N’s cognitive development is within the stated standards: cognitive functioning is remarkable as N teaches at college, he is focused on positive thinking, and the state of flow is also characteristic for him. Furthermore, he has developed expertise as a professional and received intellectual satisfaction from his work (Lally & Valentine-French, 2017).

The subject’s psychosocial development corresponds to norms in most cases as the man has positive relationships with his wife, pays attention to balancing work and life, and contributes to personal stability and social interactions visiting the church.

Comparing the subject’s development to Erikson’s crisis of generativity versus stagnation, it is possible to state that N has successfully coped with this stage with the help of his work. During this period, people are interested in leaving a legacy and educating children (Dunkel & Harbke, 2017).

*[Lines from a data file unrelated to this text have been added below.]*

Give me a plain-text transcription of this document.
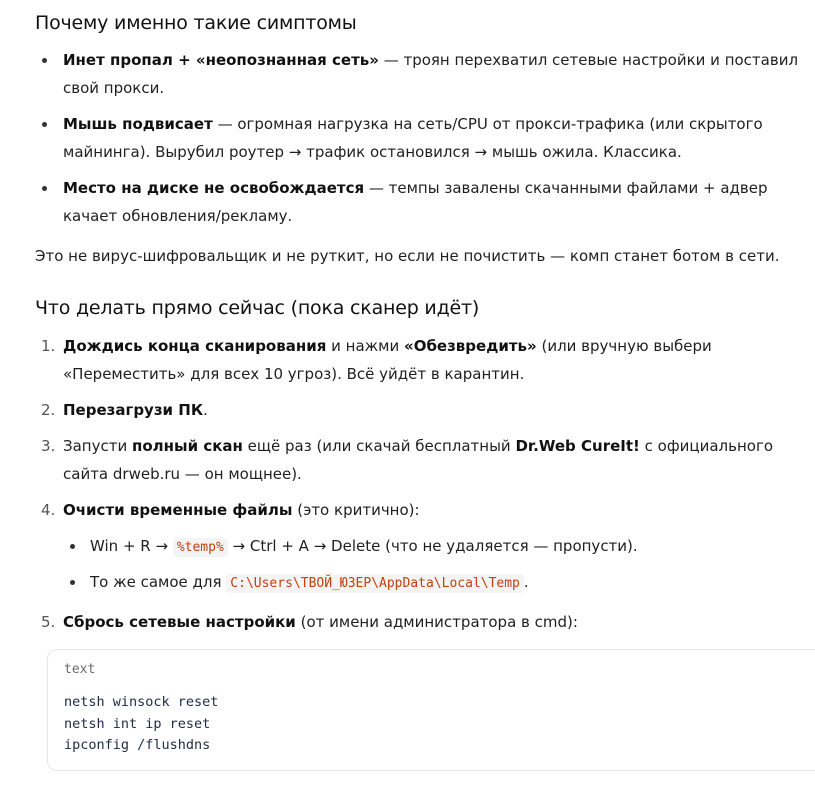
Почему именно такие симптомы
Инет пропал + «неопознанная сеть» — троян перехватил сетевые настройки и поставил свой прокси.
Мышь подвисает — огромная нагрузка на сеть/CPU от прокси-трафика (или скрытого майнинга). Вырубил роутер → трафик остановился → мышь ожила. Классика.
Место на диске не освобождается — темпы завалены скачанными файлами + адвер качает обновления/рекламу.
Это не вирус-шифровальщик и не руткит, но если не почистить — комп станет ботом в сети.
Что делать прямо сейчас (пока сканер идёт)
1. Дождись конца сканирования и нажми «Обезвредить» (или вручную выбери «Переместить» для всех 10 угроз). Всё уйдёт в карантин.
2. Перезагрузи ПК.
3. Запусти полный скан ещё раз (или скачай бесплатный Dr.Web CureIt! с официального сайта drweb.ru — он мощнее).
4. Очисти временные файлы (это критично):
Win + R → %temp% → Ctrl + A → Delete (что не удаляется — пропусти).
То же самое для C:\Users\ТВОЙ_ЮЗЕР\AppData\Local\Temp .
5. Сбрось сетевые настройки (от имени администратора в cmd):
text
netsh winsock reset
netsh int ip reset
ipconfig /flushdns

Although N has no children, he realizes his potential working with a younger generation in an educational institution. According to Levinson, during this period, adults face a midlife crisis (Perera-Diltz et al., 2016), but N seems to successfully overcome it because of having clear goals for the future, balancing career and life, and contributing to the community as a professional. N knows how to handle stress and applies effective coping strategies. The problem of the empty nest is also not typical of the subject because he has no children. Instead, N has positive and loving relationships with his wife and close friends.

Unmet Developmental Tasks

Erikson focused on such psychosocial task related to middle adulthood as the achievement of generativity. It is possible to state that the subject has achieved this task through providing his knowledge to the future generations teaching his students. Referring to the aspect of guiding one’s children, this task is partially unmet, but N and his wife do not regard the absence of children as a problem.

In this context, all the challenges and tasks associated with the empty nest syndrome, dealing with boomerang children, and becoming grandparents are not typical of this case, and these tasks remain unmet (Dunkel & Harbke, 2017; Lally & Valentine-French, 2017). The tasks that require N’s attention include coping with stress caused by losing parents and caring for spouses.

Assistance in Achieving the Tasks

If N loses his job or becomes retired, there is a risk of developing a crisis associated with the impossibility to guide the next generation (students) anymore. Furthermore, there is also a risk of worsening coping capabilities of N when facing the necessity of caring for a spouse or parents. To assist the subject in coping with these situations, it is necessary to focus on developing his activities in the community and relationships with friends (Dunkel & Harbke, 2017; Lally & Valentine-French, 2017). It is important to ensure that N will play an important role in the community life as long as it is possible, receiving support of its members.

Conclusion

The analysis of the stage of middle adulthood in the development of the selected subject indicates that this person has successfully achieved the key milestones. The specifics of N’s physical, cognitive, and psychosocial development are in line with the norms and theories in the field. However, the absence of children in N’s family does not allow for concluding strictly regarding met and unmet tasks of the middle adulthood period.

References

Dunkel, C. S., & Harbke, C. (2017). A review of measures of Erikson’s stages of psychosocial development: Evidence for a general factor. Journal of Adult Development, 24(1), 58-76.

Lally, M., & Valentine-French, S. (2017). . Web.

Perera-Diltz, D. M., Intagliata, A. J., & Laux, J. M. (2016). Middle adulthood: Emotional and social development. In D. Capuzzi & M. D. Stauffer (Eds.), Human growth and development across the lifespan: Applications for counselors (p. 475–505). John Wiley & Sons Inc.